Sensasi Naik Wahana Halilintar: Mendebarkan tapi Bikin Ketagihan

Wahana halilintar bikin jantung berdebar dan takut. Mengapa sensasi ini justru terasa menyenangkan?

Diterbitkan 13 September 2026, 06:00 WIB
Share
Copy Link
Batalkan

Liputan6.com, Jakarta - Jantung berdebar kencang, napas memburu, tubuh terasa tertekan, bahkan muncul rasa takut. Anehnya, semua sensasi tersebut justru membuat sebagian orang ingin menaiki wahana halilintar lagi dan lagi.

Wahana halilintar memang dirancang untuk menghadirkan pengalaman yang menegangkan. Namun, alasan orang menyukainya ternyata bukan sekadar karena kecepatan. Ada kombinasi antara rasa takut, peningkatan aktivitas tubuh, hingga zat kimia di otak yang membuat pengalaman tersebut terasa menyenangkan.

Wahana yang kini menjadi bagian dari bisnis taman hiburan ini sebenarnya bukan hiburan baru. Sejarahnya dapat ditelusuri hingga pertengahan abad ke-19, ketika jalur kereta yang memanfaatkan gaya gravitasi untuk mengangkut batu bara di Pennsylvania, Amerika Serikat, mulai digunakan penumpang pada akhir pekan hanya untuk bersenang-senang.

Dijelaskan scientificamerican, salah satu daya tarik wahana halilintar kemungkinan berasal dari sensasi takut itu sendiri. Kondisi ini mirip dengan ketika seseorang menonton film horor.

Saat merasa takut, tubuh memunculkan respons fight or flight, yaitu reaksi alami untuk menghadapi atau menghindari ancaman. Jantung berdetak lebih cepat, napas meningkat, dan tubuh mendapatkan tambahan energi.

Penelitian terhadap penumpang sebuah wahana halilintar di Glasgow pada era 1980-an menunjukkan betapa kuatnya respons tersebut.

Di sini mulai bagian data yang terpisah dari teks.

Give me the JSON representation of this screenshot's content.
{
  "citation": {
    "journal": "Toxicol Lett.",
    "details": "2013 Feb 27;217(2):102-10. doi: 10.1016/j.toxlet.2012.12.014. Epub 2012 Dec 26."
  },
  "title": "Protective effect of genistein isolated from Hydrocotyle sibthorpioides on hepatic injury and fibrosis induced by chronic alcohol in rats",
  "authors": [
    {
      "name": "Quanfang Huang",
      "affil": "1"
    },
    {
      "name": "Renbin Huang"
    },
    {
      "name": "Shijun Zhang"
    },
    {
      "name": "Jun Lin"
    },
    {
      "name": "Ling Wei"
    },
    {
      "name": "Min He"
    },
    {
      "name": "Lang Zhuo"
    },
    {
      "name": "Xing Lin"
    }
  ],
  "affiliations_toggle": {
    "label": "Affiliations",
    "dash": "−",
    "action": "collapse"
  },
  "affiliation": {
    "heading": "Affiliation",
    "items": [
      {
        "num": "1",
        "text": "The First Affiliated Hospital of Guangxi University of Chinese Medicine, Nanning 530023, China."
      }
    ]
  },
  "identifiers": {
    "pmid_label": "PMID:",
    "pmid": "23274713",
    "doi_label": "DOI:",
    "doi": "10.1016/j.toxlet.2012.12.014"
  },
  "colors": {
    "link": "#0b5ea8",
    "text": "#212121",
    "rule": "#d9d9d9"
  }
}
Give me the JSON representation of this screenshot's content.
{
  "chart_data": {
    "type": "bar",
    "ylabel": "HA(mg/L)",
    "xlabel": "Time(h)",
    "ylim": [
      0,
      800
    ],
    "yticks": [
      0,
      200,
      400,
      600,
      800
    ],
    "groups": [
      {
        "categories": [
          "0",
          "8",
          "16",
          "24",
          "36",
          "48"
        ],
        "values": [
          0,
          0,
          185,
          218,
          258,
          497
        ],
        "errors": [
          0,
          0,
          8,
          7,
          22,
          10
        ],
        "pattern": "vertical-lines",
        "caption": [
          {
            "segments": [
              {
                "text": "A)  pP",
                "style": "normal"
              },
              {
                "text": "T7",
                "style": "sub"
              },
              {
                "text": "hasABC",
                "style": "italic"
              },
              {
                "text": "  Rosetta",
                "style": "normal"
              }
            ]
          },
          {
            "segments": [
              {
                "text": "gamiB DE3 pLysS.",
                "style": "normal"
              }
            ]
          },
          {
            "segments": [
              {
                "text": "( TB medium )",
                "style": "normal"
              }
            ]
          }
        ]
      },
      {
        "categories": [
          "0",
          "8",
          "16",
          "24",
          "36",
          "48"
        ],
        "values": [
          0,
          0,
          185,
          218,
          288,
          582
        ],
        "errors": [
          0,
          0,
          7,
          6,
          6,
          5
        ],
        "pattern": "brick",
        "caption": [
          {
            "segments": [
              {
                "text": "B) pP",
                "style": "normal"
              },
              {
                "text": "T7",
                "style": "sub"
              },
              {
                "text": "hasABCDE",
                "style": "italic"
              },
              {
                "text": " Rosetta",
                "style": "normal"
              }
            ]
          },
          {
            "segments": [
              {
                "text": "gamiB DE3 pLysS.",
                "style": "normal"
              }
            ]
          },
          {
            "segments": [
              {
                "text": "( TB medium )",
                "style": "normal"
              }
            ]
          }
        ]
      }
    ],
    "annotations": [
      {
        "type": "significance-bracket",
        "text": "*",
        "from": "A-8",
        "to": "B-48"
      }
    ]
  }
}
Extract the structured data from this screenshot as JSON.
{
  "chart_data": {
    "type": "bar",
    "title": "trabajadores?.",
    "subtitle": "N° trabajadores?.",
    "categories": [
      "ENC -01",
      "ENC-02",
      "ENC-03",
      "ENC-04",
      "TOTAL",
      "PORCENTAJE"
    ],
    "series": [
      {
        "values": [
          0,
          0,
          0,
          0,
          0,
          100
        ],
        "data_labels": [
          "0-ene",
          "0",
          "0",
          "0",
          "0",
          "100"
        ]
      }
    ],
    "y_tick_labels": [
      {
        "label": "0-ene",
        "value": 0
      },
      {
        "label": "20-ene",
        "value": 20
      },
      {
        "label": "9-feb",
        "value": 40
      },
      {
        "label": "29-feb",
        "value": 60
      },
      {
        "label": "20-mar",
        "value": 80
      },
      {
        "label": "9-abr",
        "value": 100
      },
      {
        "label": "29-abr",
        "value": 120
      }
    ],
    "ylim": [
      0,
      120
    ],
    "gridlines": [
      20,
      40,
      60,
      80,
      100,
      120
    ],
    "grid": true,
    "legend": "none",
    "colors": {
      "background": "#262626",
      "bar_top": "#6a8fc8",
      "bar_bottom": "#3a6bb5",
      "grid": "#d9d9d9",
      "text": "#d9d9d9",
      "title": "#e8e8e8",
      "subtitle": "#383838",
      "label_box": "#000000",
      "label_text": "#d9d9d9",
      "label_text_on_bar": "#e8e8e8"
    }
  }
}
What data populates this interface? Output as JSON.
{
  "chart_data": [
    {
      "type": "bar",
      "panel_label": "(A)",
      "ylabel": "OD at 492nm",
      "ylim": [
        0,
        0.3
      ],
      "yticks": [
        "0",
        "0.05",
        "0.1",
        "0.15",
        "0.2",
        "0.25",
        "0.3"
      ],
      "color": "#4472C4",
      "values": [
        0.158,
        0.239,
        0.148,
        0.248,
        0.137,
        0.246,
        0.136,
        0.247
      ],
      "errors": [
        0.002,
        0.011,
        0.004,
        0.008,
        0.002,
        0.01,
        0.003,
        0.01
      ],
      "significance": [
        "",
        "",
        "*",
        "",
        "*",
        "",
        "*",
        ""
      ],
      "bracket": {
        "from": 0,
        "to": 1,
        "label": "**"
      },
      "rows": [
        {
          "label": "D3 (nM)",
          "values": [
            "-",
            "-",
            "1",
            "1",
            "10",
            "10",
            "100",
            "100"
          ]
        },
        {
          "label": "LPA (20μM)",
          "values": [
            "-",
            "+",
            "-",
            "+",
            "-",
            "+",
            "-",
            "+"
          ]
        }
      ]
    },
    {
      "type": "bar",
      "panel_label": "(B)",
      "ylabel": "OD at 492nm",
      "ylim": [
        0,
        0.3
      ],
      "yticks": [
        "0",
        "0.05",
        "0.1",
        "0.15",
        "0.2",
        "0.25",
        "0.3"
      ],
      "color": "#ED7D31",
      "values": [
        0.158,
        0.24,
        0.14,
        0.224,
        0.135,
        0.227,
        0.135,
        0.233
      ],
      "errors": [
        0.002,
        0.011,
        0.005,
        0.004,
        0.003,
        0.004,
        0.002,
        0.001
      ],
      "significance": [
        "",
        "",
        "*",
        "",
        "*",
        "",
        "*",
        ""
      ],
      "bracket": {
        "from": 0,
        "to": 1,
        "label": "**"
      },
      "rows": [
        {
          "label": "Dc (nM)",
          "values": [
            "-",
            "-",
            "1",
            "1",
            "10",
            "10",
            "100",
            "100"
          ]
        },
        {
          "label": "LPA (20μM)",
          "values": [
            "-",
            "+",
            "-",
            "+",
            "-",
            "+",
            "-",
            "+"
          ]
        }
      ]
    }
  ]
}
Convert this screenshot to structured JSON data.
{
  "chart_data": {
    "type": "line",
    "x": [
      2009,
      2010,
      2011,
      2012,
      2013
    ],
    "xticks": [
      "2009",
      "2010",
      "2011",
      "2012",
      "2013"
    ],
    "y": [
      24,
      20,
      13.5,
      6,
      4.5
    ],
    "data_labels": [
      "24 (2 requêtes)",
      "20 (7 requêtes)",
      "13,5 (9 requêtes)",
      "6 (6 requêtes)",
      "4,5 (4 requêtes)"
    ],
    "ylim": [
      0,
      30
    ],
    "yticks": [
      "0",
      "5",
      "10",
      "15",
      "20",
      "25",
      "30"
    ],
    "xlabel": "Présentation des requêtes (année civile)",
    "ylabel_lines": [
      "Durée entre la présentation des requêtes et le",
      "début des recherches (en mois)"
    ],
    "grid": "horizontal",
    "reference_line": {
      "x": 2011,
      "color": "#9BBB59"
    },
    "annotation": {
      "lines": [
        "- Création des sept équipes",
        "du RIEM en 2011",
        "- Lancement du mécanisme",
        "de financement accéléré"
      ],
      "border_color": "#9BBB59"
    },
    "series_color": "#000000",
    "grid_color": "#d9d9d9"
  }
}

Detak jantung penumpang meningkat lebih dari dua kali lipat, dari rata-rata 70 denyut per menit sebelum naik menjadi 153 denyut per menit sesaat setelah wahana dimulai.

Pada beberapa penumpang yang lebih tua, peningkatan detak jantung bahkan mendekati tingkat yang dianggap tidak aman secara medis untuk kelompok usia mereka, dikutip pada Minggu, 13 September 2026.

Stres Ternyata Tidak Selalu Buruk

Meski menimbulkan stres, pengalaman menaiki wahana halilintar tidak selalu dianggap negatif. Ada istilah eustress, yaitu bentuk stres positif yang justru dapat dicari dan dinikmati.

Hal ini terlihat dalam penelitian yang melibatkan mahasiswa penderita asma. Mereka diajak menaiki wahana halilintar sambil menjalani pemeriksaan fungsi pernapasan.

Hasilnya menarik. Fungsi paru-paru memang menurun akibat berteriak dan aktivitas selama menaiki wahana. Namun, sensasi sesak napas yang dirasakan peserta justru ikut berkurang.

Temuan tersebut menunjukkan bahwa pencari sensasi dapat merasakan pengalaman yang secara fisiologis menegangkan sebagai bentuk stres positif.

 

Dopamin Bisa Berperan dalam Kesukaan Mencari Sensasi

Tidak semua orang menyukai wahana halilintar. Perbedaan kimiawi di dalam otak mungkin ikut menjelaskan hal tersebut. Salah satu zat yang mendapat perhatian adalah dopamin, zat pembawa pesan kimiawi di otak yang berperan dalam sistem penghargaan.

Sebuah tinjauan penelitian menemukan bahwa orang dengan kadar dopamin lebih tinggi juga cenderung memiliki skor lebih tinggi dalam pengukuran perilaku pencari sensasi. Namun, hubungan ini belum membuktikan bahwa dopamin secara langsung menyebabkan seseorang menyukai pengalaman ekstrem.

Penelitian lain menunjukkan bahwa penggunaan haloperidol, zat yang mengganggu efek dopamin di otak, dapat menurunkan perilaku pencari sensasi.

Pertanyaan apakah orang semakin tidak menyukai wahana halilintar ketika bertambah tua belum diteliti secara langsung. Namun, survei mengenai minat terhadap aktivitas penuh tantangan seperti perjalanan panjat tebing menunjukkan bahwa ketertarikan mencapai puncaknya pada awal masa dewasa dan menurun setiap dekade.

Artinya, orang yang lebih tua cenderung lebih sedikit tertarik melakukan aktivitas yang memberikan sensasi serupa dengan wahana halilintar.